Key Questions Answered

  • HBM Production Trade-offs: High Bandwidth Memory requires three times more wafer capacity than commodity DRAM to produce the same number of bits. When manufacturers shift production to HBM for AI accelerators, they crowd out supply for PCs, smartphones, and gaming consoles. This ratio worsens with HBM4 and HBM5 generations, intensifying the shortage for consumer electronics despite HBM representing over half the DRAM market.
  • Memory Demand Across AI Pipeline: AI applications consume massive memory at every stage—training requires HBM and CPU DRAM, inference needs HBM for memory-bound decode operations, and agentic AI demands extensive CPU-based servers with commodity DRAM. Long context windows amplify this demand as models process increasingly complex prompts and generate lengthy outputs, with ChatGPT usage growing from novelty queries to 800 million users requesting detailed multi-page reports.
  • Supply Constraints Through 2026: Memory manufacturers face clean room space limitations preventing rapid capacity expansion. The primary solution involves node migration to 1b and 1c processes using EUV machines, producing more bits per wafer. However, this migration takes time and competes with HBM production needs. Major producers increased capital expenditure significantly in 2025, but meaningful new fab capacity won't come online until 2028.
  • Demand Destruction Patterns: PC makers including Dell, Lenovo, and Asus implemented price hikes across product lines.
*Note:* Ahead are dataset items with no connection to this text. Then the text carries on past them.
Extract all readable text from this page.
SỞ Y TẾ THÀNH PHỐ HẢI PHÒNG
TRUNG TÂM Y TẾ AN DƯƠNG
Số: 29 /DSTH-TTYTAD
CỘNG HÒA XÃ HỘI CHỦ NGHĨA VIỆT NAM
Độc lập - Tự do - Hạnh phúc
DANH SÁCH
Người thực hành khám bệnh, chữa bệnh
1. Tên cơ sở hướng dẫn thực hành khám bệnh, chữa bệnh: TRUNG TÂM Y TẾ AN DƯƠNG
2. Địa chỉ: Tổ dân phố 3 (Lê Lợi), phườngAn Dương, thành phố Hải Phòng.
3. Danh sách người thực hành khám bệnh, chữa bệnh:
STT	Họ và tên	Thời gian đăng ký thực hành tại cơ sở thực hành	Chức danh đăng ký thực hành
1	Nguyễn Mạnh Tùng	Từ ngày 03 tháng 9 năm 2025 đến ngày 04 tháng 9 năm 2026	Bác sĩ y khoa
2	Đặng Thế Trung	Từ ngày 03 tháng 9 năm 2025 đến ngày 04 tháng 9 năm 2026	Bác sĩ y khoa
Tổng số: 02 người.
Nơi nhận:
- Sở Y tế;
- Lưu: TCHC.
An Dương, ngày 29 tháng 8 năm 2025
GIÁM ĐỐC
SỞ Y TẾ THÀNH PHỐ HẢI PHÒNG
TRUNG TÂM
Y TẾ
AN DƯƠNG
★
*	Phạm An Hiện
MediaTek cut 2026 mobile chip outlook by ten to fifteen percent, representing 10 million fewer units. Companies face choices between downgrading product specifications, delaying launches of higher-margin new products, or accepting margin compression. Apple reports managing impacts better than competitors but expects meaningful effects in second half 2026.
  • Pricing Dynamics Reversal: Commodity DRAM spot prices remained stable during early AI hype from 2023-2024, then surged dramatically starting late 2024. Current commodity DRAM margins actually exceed HBM margins despite HBM's reputation for higher profitability. Memory suppliers still prioritize HBM production for strategic positioning in the growing AI market, viewing it as a critical growth driver for the next several years despite lower current margins.

Notable Moment

The analyst revealed that commodity DRAM margins currently exceed HBM margins despite conventional wisdom, creating a strategic dilemma for manufacturers. Memory suppliers continue prioritizing HBM production anyway because it represents a new growth driver in a market historically dependent on flat-growth sectors like PCs and mobile phones, making technological leadership in HBM critical for long-term competitive positioning.